LWVUS endorsed the reintroduction of the Climate Risk Disclosure Act of 2021. The bill, introduced by Senator Warren (D-MA) and Representative Sean Casten (D-IL6), will help accelerate the transition to a low-carbon economy and reduce the risk for financial instability by ensuring that shareholders have the information they need to mitigate financial, physical, and legal climate related risks to their investments.
Senator Elizabeth Warren
317 Hart Senate Office Building
Washington, DC 20510
Representative Sean Casten
429 Cannon House Office Building
Washington, DC 20515
Dear Senator Warren and Representative Casten:
The 82 undersigned organizations write to you in support of the Climate Risk Disclosure Act of 2021. The bill is a necessary step to ensure that shareholders have the information they need to adequately mitigate financial, physical and legal climate-related risks to their investments. By ensuring that private capital can appropriately assess climate-related risks, the bill will help accelerate the transition to a low-carbon economy and reduce the risk of financial instability.

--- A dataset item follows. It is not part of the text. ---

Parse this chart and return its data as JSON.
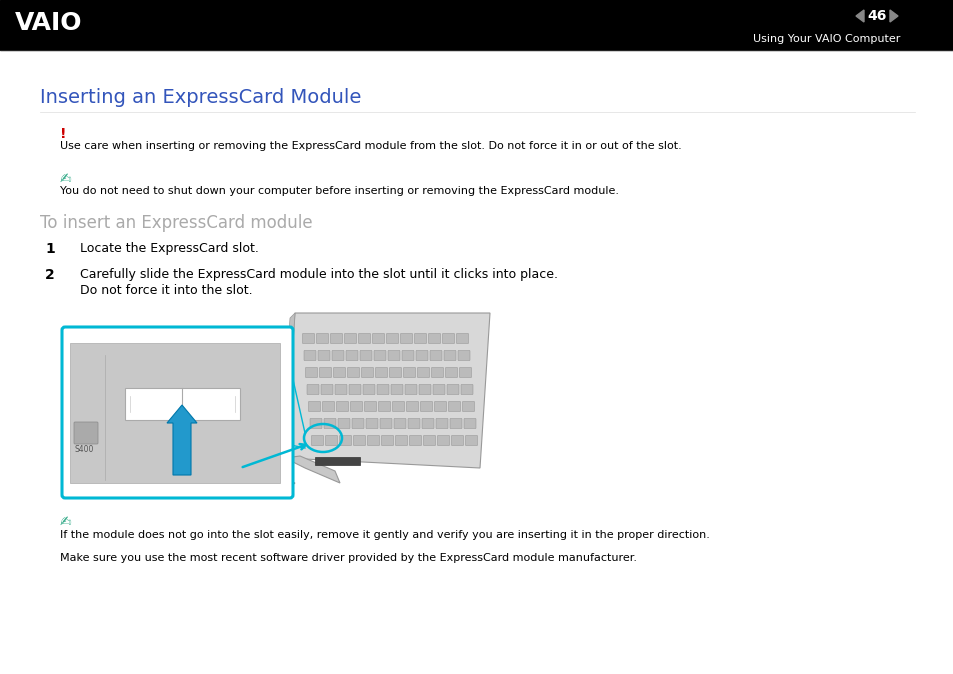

Climate change poses significant risks and challenges to businesses, whether or not companies have acknowledged this in their public communications. For example, fossil fuel companies already face worsening flooding at refineries that threaten their infrastructure, increasing potential for stranded assets as society demands a transition away from fossil fuels, and mounting lawsuits by municipalities seeking to recover costs of adapting to climate impacts and responding to climate-related damages. These challenges, and many others, will only intensify in the coming years and decades. Despite these risks, many companies fail to share this critical information with their shareholders – and those that do provide patchwork data that is unstandardized across the industry and therefore difficult for regulators and Main Street investors to parse.
The international financial community is already taking steps to meet global commitments to rapidly transition to a low-carbon economy, striving to limit global warming to 1.5 degrees Celsius above pre-industrial levels to avoid the worst effects of climate change. The Climate Risk Disclosure Act tasks the Securities and Exchange Commission with developing the standards that would allow systematic evaluation of climate-related risks. The bill responds to mainstream investor expectations, as reflected by the participation of 545 global investors who are responsible for more than $52 trillion in assets under management in the Climate Action 100+ initiative calling for enhanced corporate climate disclosure, and in SEC Acting Chair Allison Herren Lee’s recent direction to the agency to update its disclosure guidance in order to meet investor demand.
A recent report from the U.S. Commodity Futures Trading Commission finds that “climate change poses a major risk to the stability of the U.S. financial system” and recommends that the U.S. “move urgently and decisively to measure, understand, and address these risks,” including ensuring that regulators have the data they need to analyze climate risks. Just as regulators must be able to accurately assess climate-related risk to the financial system, investors must be able to do the same for their assets.
Ensuring that climate risk disclosure is standardized will allow companies and investors— especially those managing state employee pension funds and other long-term portfolios—to plan for a low-carbon future and guarantee that science and data guide the process.
We are grateful for your leadership in addressing the necessity of climate risk disclosure and holding public companies accountable to their shareholders.